What if we wanted to do something more complex with strings? For this, we use the ISO 8601. It takes the following form:
YYYY-MM-DDThh:mm:ss
.
Most of these are pretty self-explanatory, but of note is the Z
at the end. This simply says that there is zero offset for this datetime, AKA it is “UTC” time.

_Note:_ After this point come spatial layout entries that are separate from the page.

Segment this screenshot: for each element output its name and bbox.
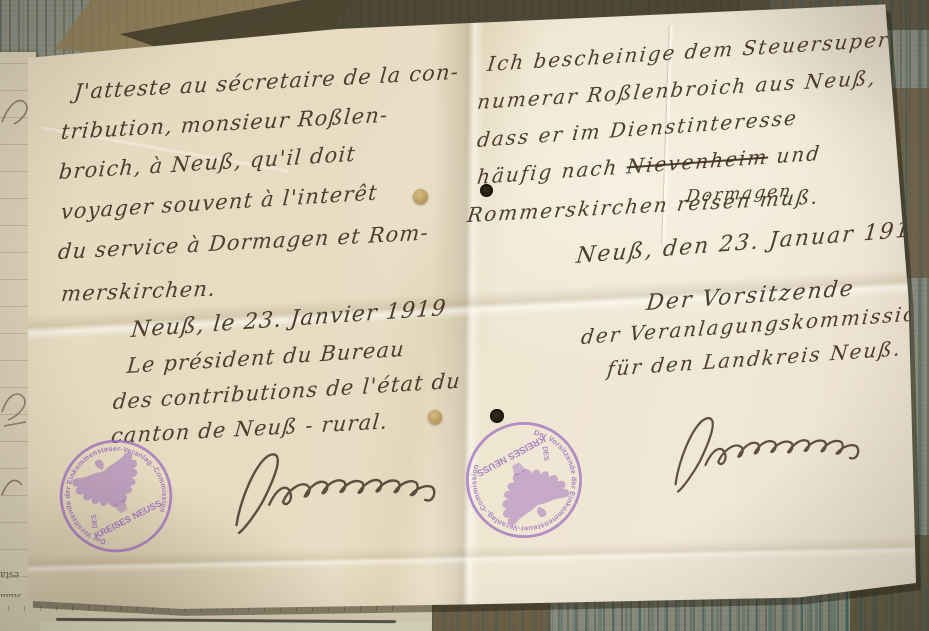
- punch-hole: [490, 409, 504, 423]
- struck-out-word: Nievenheim: [626, 144, 770, 178]
- handwriting-fragment-icon: [0, 467, 30, 507]
- stamp-des-text: DES: [91, 513, 100, 528]
- right-page-dateline: Neuß, den 23. Januar 1919: [575, 216, 929, 269]
- signature-right: John Cünnich: [639, 391, 898, 501]
- left-page-body-line: merskirchen.: [60, 276, 217, 306]
- left-page-closing-line: Le président du Bureau: [126, 337, 406, 378]
- lower-sheet-edge: [40, 622, 430, 631]
- body-text: und: [767, 141, 822, 169]
- right-page-body-line: Rommerskirchen reisen muß.: [466, 184, 821, 227]
- photo-scene: estal staan est J'atteste au sécretaire …: [0, 0, 929, 631]
- mirrored-print-fragment: estal: [0, 568, 19, 583]
- letter-sheet: J'atteste au sécretaire de la con- tribu…: [0, 0, 929, 631]
- punch-hole: [413, 189, 428, 204]
- punch-hole: [428, 410, 442, 424]
- left-page-body-line: broich, à Neuß, qu'il doit: [58, 142, 357, 184]
- stamp-des-text: DES: [541, 446, 550, 462]
- left-page-body-line: tribution, monsieur Roßlen-: [60, 103, 389, 144]
- signature-stroke: [268, 474, 435, 512]
- left-page-body-line: du service à Dormagen et Rom-: [57, 220, 430, 264]
- left-page-body-line: J'atteste au sécretaire de la con-: [73, 60, 460, 104]
- left-page-body-line: voyager souvent à l'interêt: [60, 180, 379, 224]
- signature-left: John Cünnich: [215, 430, 459, 541]
- body-text: häufig nach: [476, 154, 628, 189]
- punch-hole: [480, 184, 493, 197]
- signature-stroke: [704, 434, 859, 472]
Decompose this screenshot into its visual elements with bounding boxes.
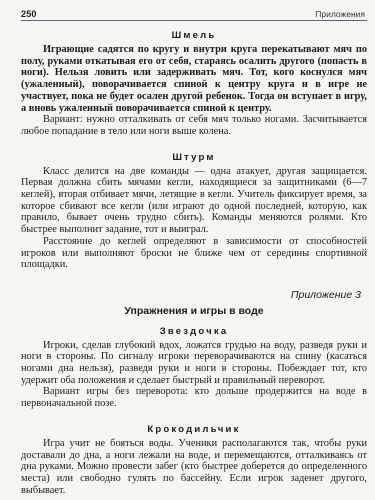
game-title-shmel: Шмель [21,30,367,41]
paragraph: Вариант: нужно отталкивать от себя мяч т… [21,114,367,137]
book-page: 250 Приложения Шмель Играющие садятся по… [0,0,375,500]
paragraph: Расстояние до кеглей определяют в зависи… [21,236,367,271]
game-title-zvezdochka: Звездочка [21,326,367,337]
game-title-krokodilchik: Крокодильчик [21,424,367,435]
paragraph: Игроки, сделав глубокий вдох, ложатся гр… [21,340,367,387]
page-number: 250 [21,9,37,19]
running-header: 250 Приложения [21,4,367,21]
paragraph: Класс делится на две команды — одна атак… [21,166,367,236]
running-section-name: Приложения [315,9,365,19]
paragraph: Играющие садятся по кругу и внутри круга… [21,44,367,114]
appendix-title: Упражнения и игры в воде [21,305,367,317]
game-title-shturm: Штурм [21,152,367,163]
appendix-label: Приложение 3 [21,289,367,301]
paragraph: Вариант игры без переворота: кто дольше … [21,386,367,409]
paragraph: Игра учит не бояться воды. Ученики распо… [21,438,367,497]
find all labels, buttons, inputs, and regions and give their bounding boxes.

date = pd.to_datetime('2017-03-01T12:34:02Z')
date
Timestamp('2017-03-01 12:34:02')
Arbitrary strings¶
We can also tell pandas how to parse an arbitrary date string. For this, we use placeholders representing different components of the date, and then construct a “parsing string” that we give to the function. This tells the function how to turn input strings into datetime objects. For example, let’s say we have this string:
date_string = '02/2016/12'
This is a little tricky, because it’s unclear which is the month and which is the day. By specifying a date parsing string, we can easily parse this. The placeholders that we use are in the strftime website linked above. Here are some useful ones:
%Y
= year%m
= month%d
= day
date = pd.to_datetime(date_string, format='%m/%Y/%d')
date
Timestamp('2016-02-12 00:00:00')
Above we told pandas to parse the date string as {month}/{year}/{day}
. We can do this with any string structure we like:
# Create a complicated date string
date_string = '02/2016/12 and the time is 11 hr 04 min and 02 sec'
# And tell `to_datetime` how to parse it
date = pd.to_datetime(date_string,
format='%m/%Y/%d and the time is %H hr %M min and %S sec')
date
Timestamp('2016-02-12 11:04:02')
Printing strings¶
The same principle can be applied to printing strings. Any datetime object has a method called strftime
. This lets you create a string from time. You can pass a similar date parsing string to what we used above, and it will tell the object what kind of string to create:
date.strftime('%Y/%m and %d days')
'2016/02 and 12 days'
You can also use this to do some nice formatting, e.g.:
date.strftime('%A, %B %d, %Y')
'Friday, February 12, 2016'
You can also pass these parsing strings to the format
method of python strings. For example:
mystring = "Today's date is...{:%A, %B %d, %Y}"
print(mystring.format(date))
Today's date is...Friday, February 12, 2016
And that’s it...sort of¶
In reality this is the tip of the iceberg when it comes to using datetime objects, but this should be enough to get you started. Make sure that any time you read in new data, you double check whether it is timezone encoded. If it isn’t, then figure out what timezone you can assume (often it is UTC), and encoding it yourself to avoid confusion.
Datetime objects are incredibly useful, but can be a little confusing, so I hope this helps clear some things up!